Text: Gerhard Braas*

Die Inflation der Biografien über Luke Kelly wird an dieser Stelle nicht weiter angeheizt. Die Geschichten und Anekdoten über den schon äußerlich unverwechselbaren roten Lockenschopf sind hinlänglich bekannt und dokumentiert: die Anfänge im O’Donoghue’s-Pub, die englischen Lehrjahre bei Ewan MacColl, der Aufstieg zu Weltruhm in der „Original-Five“-Besetzung (zusammen mit Ronnie Drew, Barney McKenna, Ciarán Bourke und John Sheahan) und schließlich das von Krankheit gezeichnete traurige Ende.

Dieser frühe Tod trug sicher auch dazu bei, ihn schnell zu einer legendären Person werden zu lassen, deren Popularität posthum noch zunahm. Und Irland vergisst seine Helden nicht. Viele Gedichte und Songs entstanden über den „besten Folksänger aller Zeiten“, wie es Karsten Jahnke – Tourmanager der Dubliners in Deutschland von Anfang an – unlängst in einem Zeitungsinterview formulierte.

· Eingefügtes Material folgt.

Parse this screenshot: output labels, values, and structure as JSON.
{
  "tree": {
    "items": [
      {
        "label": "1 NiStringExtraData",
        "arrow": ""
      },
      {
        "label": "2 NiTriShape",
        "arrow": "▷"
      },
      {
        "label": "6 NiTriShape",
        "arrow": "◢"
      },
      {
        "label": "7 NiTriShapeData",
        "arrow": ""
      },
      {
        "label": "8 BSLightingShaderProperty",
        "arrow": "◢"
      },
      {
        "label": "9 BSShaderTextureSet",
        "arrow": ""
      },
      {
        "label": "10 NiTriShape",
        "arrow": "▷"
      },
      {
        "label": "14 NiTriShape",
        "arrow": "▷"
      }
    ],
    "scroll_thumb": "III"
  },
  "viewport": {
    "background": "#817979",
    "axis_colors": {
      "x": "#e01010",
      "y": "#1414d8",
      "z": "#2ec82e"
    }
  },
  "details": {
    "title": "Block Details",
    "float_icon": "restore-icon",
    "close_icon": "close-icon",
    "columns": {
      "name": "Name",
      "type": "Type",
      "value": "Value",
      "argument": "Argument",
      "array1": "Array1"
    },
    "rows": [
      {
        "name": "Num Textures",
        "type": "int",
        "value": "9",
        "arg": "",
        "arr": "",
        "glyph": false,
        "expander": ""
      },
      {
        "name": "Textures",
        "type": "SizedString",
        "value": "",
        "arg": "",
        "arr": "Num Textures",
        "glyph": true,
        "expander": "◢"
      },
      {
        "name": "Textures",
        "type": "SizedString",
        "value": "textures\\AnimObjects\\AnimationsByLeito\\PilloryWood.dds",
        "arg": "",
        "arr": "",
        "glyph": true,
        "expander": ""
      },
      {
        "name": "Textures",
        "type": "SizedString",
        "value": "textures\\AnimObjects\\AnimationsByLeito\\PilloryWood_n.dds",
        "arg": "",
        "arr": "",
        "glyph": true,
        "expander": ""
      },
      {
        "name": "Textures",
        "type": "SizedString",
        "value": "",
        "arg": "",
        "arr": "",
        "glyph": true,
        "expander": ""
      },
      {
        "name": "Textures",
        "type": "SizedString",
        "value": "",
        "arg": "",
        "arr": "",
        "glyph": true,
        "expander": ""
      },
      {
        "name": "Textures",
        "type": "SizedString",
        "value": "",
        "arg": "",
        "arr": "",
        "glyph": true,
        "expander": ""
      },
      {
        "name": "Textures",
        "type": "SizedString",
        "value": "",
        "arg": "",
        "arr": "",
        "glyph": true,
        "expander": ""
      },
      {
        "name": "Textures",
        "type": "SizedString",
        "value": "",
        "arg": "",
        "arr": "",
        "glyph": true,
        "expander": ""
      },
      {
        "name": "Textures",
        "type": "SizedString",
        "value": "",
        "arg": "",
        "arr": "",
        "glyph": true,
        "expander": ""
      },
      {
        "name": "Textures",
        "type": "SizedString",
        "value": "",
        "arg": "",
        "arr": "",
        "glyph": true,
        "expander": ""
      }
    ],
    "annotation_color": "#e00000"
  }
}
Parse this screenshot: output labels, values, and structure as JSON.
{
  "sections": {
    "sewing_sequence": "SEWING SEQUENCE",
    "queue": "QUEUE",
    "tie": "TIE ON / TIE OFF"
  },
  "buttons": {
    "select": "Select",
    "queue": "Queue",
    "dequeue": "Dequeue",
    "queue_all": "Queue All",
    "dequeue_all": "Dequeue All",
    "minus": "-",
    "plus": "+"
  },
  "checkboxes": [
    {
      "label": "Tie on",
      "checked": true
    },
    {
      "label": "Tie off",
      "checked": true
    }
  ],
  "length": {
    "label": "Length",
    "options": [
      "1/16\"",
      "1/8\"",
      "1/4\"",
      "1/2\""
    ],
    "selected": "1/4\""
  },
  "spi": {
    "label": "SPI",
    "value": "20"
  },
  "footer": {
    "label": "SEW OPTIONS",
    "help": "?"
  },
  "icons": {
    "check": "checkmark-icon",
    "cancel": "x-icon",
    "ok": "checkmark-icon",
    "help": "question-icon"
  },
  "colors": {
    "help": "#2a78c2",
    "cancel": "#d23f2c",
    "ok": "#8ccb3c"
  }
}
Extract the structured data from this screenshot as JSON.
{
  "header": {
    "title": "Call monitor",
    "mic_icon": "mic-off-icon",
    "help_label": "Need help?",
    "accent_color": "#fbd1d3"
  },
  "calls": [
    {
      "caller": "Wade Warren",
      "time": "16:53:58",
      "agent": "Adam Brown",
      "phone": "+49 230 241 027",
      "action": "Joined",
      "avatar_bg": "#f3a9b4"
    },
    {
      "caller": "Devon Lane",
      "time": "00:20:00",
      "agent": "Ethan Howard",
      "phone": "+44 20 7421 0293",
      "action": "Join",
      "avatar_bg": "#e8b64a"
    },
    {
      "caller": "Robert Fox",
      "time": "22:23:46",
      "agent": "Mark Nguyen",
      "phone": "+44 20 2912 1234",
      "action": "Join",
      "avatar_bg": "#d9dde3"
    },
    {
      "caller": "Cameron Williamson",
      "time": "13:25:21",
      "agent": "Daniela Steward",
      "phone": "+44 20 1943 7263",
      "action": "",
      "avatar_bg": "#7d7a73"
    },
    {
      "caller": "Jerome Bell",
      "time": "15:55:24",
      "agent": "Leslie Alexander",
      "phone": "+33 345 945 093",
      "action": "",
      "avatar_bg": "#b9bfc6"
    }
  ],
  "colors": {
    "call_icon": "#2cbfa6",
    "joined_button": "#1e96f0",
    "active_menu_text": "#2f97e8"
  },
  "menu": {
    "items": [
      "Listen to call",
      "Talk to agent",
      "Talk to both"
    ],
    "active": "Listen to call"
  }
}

Die bekanntesten Lieder sind „Luke, A Tribute“ von Mícheál Ó Caoimh, das Christy Moore zum 25-jährigen Dubliners-Jubiläum sang, sowie „The Dublin Minstrel“, geschrieben von Paddy Reilly – Mitglied der Dubliners von 1995 bis 2005 – und bei jedem Liveauftritt der Gruppe von Patsy Watchorn zelebriert. Auch seine Heimatstadt ehrt „Dublins Lieblingssohn“: eine Luke-Kelly-Brücke gibt es schon, eine Statue ist seit ein paar Jahren vom Stadtrat angekündigt. Verdienstvolle Arbeit leistet der Luke Kelly Memorial Fund bei der Erforschung von Hirntumoren. Zumindest umstritten ist unter Fans die Sinnhaftigkeit der Wandershow „The Legend of Luke Kelly“, mit der Chris Kavanagh durch die Lande tourt. Im November 2006 wurde von der irischen Post eine Briefmarkenedition herausgegeben, die Luke Kelly mit den Dubliners auf der 48-Cent-Marke zeigt und die Band für ihr musikalisches Lebenswerk ehrt.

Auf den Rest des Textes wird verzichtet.